Graphical programming's basic premise is that images can be used and reused to represent functions that previously employed only text-based code. However, since these image-enabled programming methods gained acceptance and went mainstream, many users are deploying them in increasingly varied ways.

Some industrial machine automation and controls systems even seem poised to adopt graphical programming apps in the same way that Apple's iPhones and iTouches do it.  

"Graphical programming continues the natural paradigm of engineers using representations of their thought processes to approach and solve problems," says Jeff Phillips, National Instruments' (www.ni.com) LabView product marketing manager. "In the past, this meant boxes and arrows on a flowchart, and this has evolved into better representations on-screen. Graphical programming lines up better with how engineers' minds work. In the past five years, we've seen the emergence of parallelism, in which multi-core and multi-threading increase processing power."

Phillips says graphical programming also has been aided by better memory handling, which improves how compilers read graphical programs. "These improved data flows also improve graphical programming's ability to represent state-based modeling applications," he says.

In the future, Phillips predicts that the formerly separate buckets of graphical programming and CAD/CAM for HMIs will flow together. One effort already underway is called "hardware in the loop (HIL)," and it reportedly lets designers take their physical designs and use PC-based hardware to, for example, graphically simulate and test an engine's entire dynamics in software.

"Not only is there much less typing with graphical and flowchart programming, but everyone from regular guys to Ph.Ds can grasp it and use its condition and action blocks with a few minutes of training," adds Ben Orchard, applications engineer at Opto 22 (www.opto22.com). "Lately, many more powerful commands are available, such as our PAC Control 8.5's Communications Handle, which users can program visually in a flowchart and then order their controllers to go out, pull down Web pages in devices and sift them for the parameters those controllers need to run."

Dan DeYoung, marketing manager for Rockwell Automation's (www.rockwellautomation.com) controller software division, says users want to decompose computer logic and break it into modular pieces for different applications, so they can interact with other functions and equipment. "Our RS Logix 5000 software decomposes logic via tasks, programs and routines that are linked to different phases of their machines and can monitor those phases," he says. "We also see the evolution of off-the-shelf library functions such as RS Logix Architect, which can house the objects, functions and instructions that users employ, so they can create functional instructions without moving code."

Besides software libraries, DeYoung reports that users can post and share sample programs and applications on Rockwell Automation's website. These include simple applications that enable instruments to handle daylight-savings-time changes in their controllers or enable an HMI to access objects in a controller.

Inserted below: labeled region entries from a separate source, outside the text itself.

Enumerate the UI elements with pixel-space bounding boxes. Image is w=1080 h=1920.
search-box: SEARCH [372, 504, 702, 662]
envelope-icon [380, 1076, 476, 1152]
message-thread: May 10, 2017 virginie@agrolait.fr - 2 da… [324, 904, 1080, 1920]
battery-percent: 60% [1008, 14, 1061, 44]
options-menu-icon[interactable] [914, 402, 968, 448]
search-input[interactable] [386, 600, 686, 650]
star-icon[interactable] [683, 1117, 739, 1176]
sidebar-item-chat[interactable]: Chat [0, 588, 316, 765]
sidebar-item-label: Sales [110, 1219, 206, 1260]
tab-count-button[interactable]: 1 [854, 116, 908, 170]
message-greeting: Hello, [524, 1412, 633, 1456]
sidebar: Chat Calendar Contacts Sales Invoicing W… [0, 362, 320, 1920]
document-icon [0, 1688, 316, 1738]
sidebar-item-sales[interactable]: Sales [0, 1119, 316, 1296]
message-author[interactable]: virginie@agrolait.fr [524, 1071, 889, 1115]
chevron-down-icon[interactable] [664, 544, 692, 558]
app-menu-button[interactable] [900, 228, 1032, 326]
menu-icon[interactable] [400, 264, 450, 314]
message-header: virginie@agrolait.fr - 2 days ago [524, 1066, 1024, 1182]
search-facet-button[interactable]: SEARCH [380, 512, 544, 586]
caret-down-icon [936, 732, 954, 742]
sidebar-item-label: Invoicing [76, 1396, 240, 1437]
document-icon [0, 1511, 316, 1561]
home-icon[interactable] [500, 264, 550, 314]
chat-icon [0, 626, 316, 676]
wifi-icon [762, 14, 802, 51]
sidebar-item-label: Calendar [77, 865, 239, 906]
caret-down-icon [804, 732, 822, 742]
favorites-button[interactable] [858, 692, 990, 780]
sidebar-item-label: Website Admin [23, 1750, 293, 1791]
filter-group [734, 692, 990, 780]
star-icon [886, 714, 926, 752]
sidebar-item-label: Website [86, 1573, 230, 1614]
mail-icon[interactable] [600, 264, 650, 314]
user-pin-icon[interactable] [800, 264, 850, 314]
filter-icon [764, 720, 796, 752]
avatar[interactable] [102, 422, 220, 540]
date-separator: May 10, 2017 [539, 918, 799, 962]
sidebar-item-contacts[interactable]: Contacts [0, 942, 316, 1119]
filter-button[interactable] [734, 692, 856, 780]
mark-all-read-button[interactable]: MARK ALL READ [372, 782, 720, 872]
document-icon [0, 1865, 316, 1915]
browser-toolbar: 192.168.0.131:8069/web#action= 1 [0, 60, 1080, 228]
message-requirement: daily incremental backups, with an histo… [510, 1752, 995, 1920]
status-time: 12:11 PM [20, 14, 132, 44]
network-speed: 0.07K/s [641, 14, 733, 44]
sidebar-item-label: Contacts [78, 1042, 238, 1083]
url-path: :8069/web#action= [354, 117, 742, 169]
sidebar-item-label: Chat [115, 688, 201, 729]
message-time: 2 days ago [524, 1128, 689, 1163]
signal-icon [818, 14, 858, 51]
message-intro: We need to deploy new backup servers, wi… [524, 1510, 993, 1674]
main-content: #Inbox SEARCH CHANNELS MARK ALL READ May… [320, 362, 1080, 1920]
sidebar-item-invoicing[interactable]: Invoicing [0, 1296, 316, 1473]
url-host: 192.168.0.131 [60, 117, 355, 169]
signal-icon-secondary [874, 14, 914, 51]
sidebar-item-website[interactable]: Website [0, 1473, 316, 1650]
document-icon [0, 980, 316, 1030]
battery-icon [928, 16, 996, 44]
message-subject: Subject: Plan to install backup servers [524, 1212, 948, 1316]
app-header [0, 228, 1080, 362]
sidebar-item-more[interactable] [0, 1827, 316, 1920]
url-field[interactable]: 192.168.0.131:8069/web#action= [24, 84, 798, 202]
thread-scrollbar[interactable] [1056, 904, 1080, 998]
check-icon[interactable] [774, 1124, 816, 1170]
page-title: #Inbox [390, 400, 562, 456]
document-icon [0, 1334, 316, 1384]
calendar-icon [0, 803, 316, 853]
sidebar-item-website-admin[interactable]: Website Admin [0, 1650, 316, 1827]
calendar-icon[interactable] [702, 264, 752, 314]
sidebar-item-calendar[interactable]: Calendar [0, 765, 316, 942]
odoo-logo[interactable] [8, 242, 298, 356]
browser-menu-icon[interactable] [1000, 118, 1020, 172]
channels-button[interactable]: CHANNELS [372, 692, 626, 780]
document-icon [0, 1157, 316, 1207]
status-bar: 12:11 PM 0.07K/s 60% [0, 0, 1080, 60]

"One of our customers was building nine high-speed packaging machines and had separate teams each doing their own homing routines for their servos," explains DeYoung. "They each had different tasks in different places, and so their code was inconsistent. We helped encapsulate their code in one library object. This let them drag it to their applications and tweak it as needed." The result, says DeYoung, was more consistent with less effort.

"In the future, instead of having graphical programs that can be dragged from a library to machines, we'll have software that's more system-to-system and automatically can populate all the projects in an application at once," predicts DeYoung.